Question: You’re in your town’s heat to head marble racing championship, the traditional way to determine who is the town’s next mayor. The race is split into two heats and your time in either heat is a random, normally distributed variable. If you have the fastest time in the first run, what is the probability $P_\text{win it all}$ that you end up winning the event, as determined by the sum of your times on heat run? Extra credit: what if there are $29$ other candidates in the race?

## Solution

If the first skier wins the first round by $\Delta T_1,$ they will prevail so long as they don’t lose the second round by more than $\Delta T_1.$

The gap between the first round times $\left(\Delta T_1 = t^\text{A}_1 - t^\text{B}_1\right)$ which has some symmetric distribution $P(\Delta T_1).$ Since we know that person $\text{A}$ won the first round, we condition on the left side of $P$ and the expected value of $\Delta T_1$ is whatever the $25^\text{th}$ percentile of the distribution is.

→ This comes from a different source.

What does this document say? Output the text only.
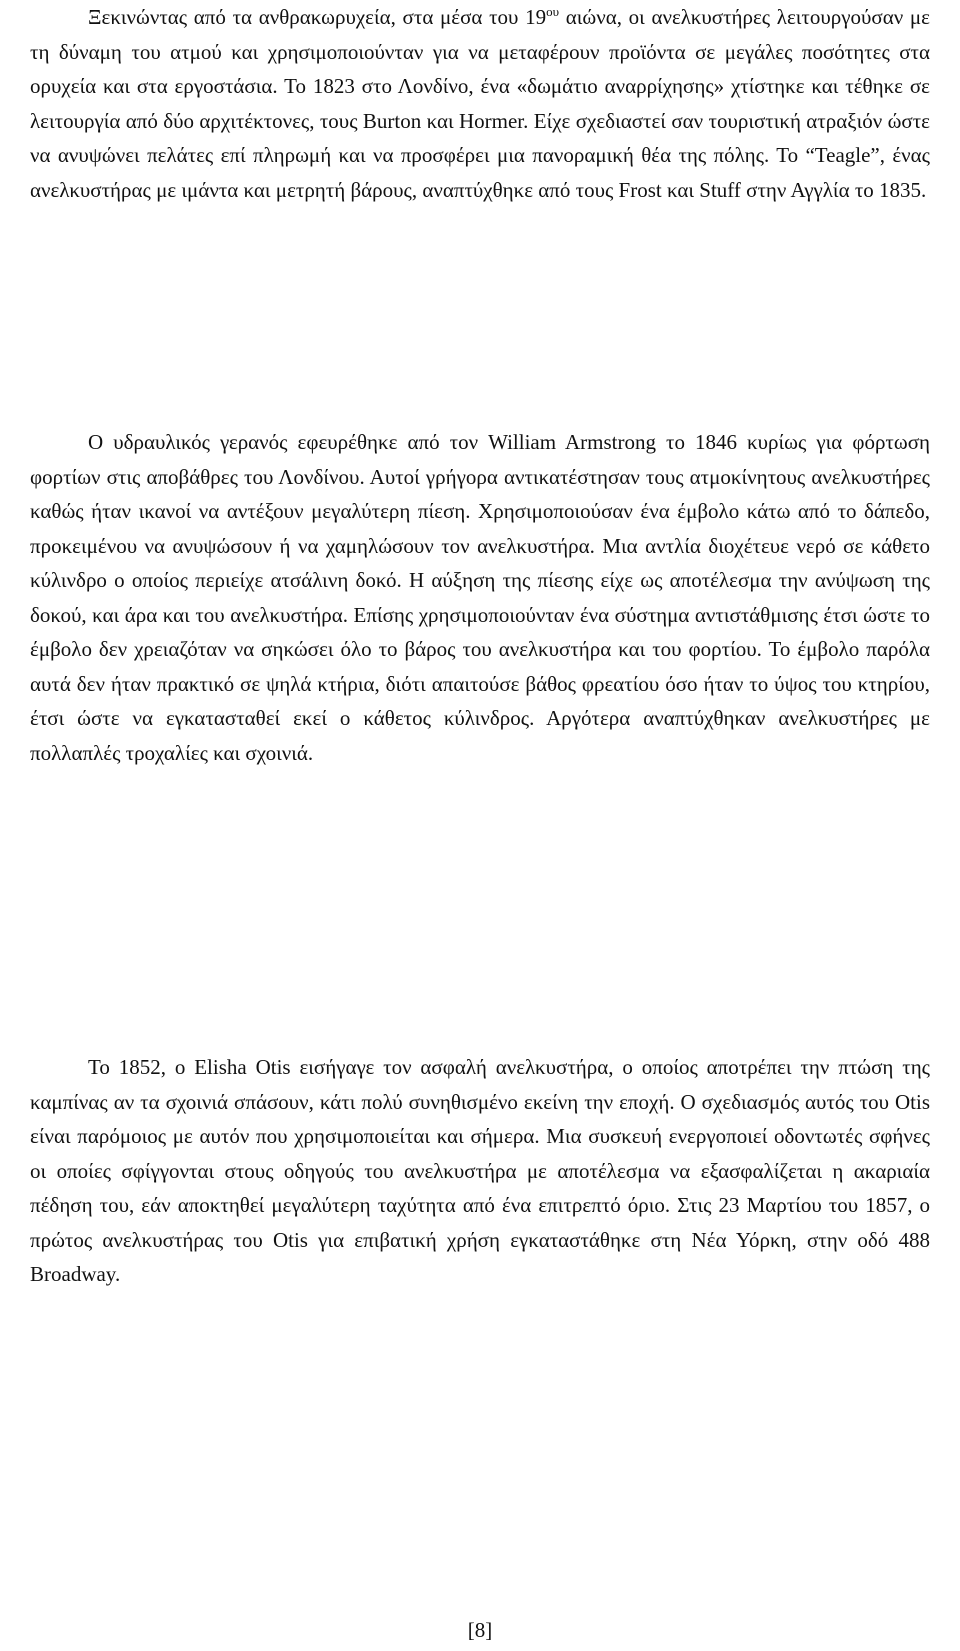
Ξεκινώντας από τα ανθρακωρυχεία, στα μέσα του $19^{o\upsilon}$ αιώνα, οι ανελκυστήρες λειτουργούσαν με τη δύναμη του ατμού και χρησιμοποιούνταν για να μεταφέρουν προϊόντα σε μεγάλες ποσότητες στα ορυχεία και στα εργοστάσια. Το 1823 στο Λονδίνο, ένα «δωμάτιο αναρρίχησης» χτίστηκε και τέθηκε σε λειτουργία από δύο αρχιτέκτονες, τους Burton και Hormer. Είχε σχεδιαστεί σαν τουριστική ατραξιόν ώστε να ανυψώνει πελάτες επί πληρωμή και να προσφέρει μια πανοραμική θέα της πόλης. Το “Teagle”, ένας ανελκυστήρας με ιμάντα και μετρητή βάρους, αναπτύχθηκε από τους Frost και Stuff στην Αγγλία το 1835.

Ο υδραυλικός γερανός εφευρέθηκε από τον William Armstrong το 1846 κυρίως για φόρτωση φορτίων στις αποβάθρες του Λονδίνου. Αυτοί γρήγορα αντικατέστησαν τους ατμοκίνητους ανελκυστήρες καθώς ήταν ικανοί να αντέξουν μεγαλύτερη πίεση. Χρησιμοποιούσαν ένα έμβολο κάτω από το δάπεδο, προκειμένου να ανυψώσουν ή να χαμηλώσουν τον ανελκυστήρα. Μια αντλία διοχέτευε νερό σε κάθετο κύλινδρο ο οποίος περιείχε ατσάλινη δοκό. Η αύξηση της πίεσης είχε ως αποτέλεσμα την ανύψωση της δοκού, και άρα και του ανελκυστήρα. Επίσης χρησιμοποιούνταν ένα σύστημα αντιστάθμισης έτσι ώστε το έμβολο δεν χρειαζόταν να σηκώσει όλο το βάρος του ανελκυστήρα και του φορτίου. Το έμβολο παρόλα αυτά δεν ήταν πρακτικό σε ψηλά κτήρια, διότι απαιτούσε βάθος φρεατίου όσο ήταν το ύψος του κτηρίου, έτσι ώστε να εγκατασταθεί εκεί ο κάθετος κύλινδρος. Αργότερα αναπτύχθηκαν ανελκυστήρες με πολλαπλές τροχαλίες και σχοινιά.

Το 1852, ο Elisha Otis εισήγαγε τον ασφαλή ανελκυστήρα, ο οποίος αποτρέπει την πτώση της καμπίνας αν τα σχοινιά σπάσουν, κάτι πολύ συνηθισμένο εκείνη την εποχή. Ο σχεδιασμός αυτός του Otis είναι παρόμοιος με αυτόν που χρησιμοποιείται και σήμερα. Μια συσκευή ενεργοποιεί οδοντωτές σφήνες οι οποίες σφίγγονται στους οδηγούς του ανελκυστήρα με αποτέλεσμα να εξασφαλίζεται η ακαριαία πέδηση του, εάν αποκτηθεί μεγαλύτερη ταχύτητα από ένα επιτρεπτό όριο. Στις 23 Μαρτίου του 1857, ο πρώτος ανελκυστήρας του Otis για επιβατική χρήση εγκαταστάθηκε στη Νέα Υόρκη, στην οδό 488 Broadway.

[8]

If person $\text{A}$ is to win overall, $\Delta T_1$ has to be less than or equal to $-\Delta T_2.$ The gap in the second round is a random variable from the same distribution, so the chance that $\Delta T_1 < -\Delta T_2$ (and, therefore, that player $\text{A}$ wins) is $P_2 = 1 - 0.25 = 0.75.$

### Pushing on

There are several ways to manifest the result above through calculation but none of the them yielded to generalization. An approximate attempt yielded good results for low $N$ but broke down as $N$ grew, notably resisting the stable plateauing that persists near $30\%$ for a wide range of $N.$

A simulation suggests a roughly linear decrease on log-log axes, and yields $P_{30} \approx 0.314409.$ Its overall behavior is decently approximated by $P \approx x^{-1/3}$ over a wide range:

```
def round(N):
data = [np.random.normal() for _ in range(N)]
first_win = data.index(min(data))
for i in range(N):
data[i] += np.random.normal()
overall_win = data.index(min(data))
if first_win == overall_win:
return 1
else:
return 0
domain = range(2, 50, 2)
datapoints = [np.mean([round(N) for _ in range(100000)]) for N in domain]
```

My attempts at an approximate solution for $N=30$ got the right shape, but took too long to “turn up”. Updates forthcoming if I make progress.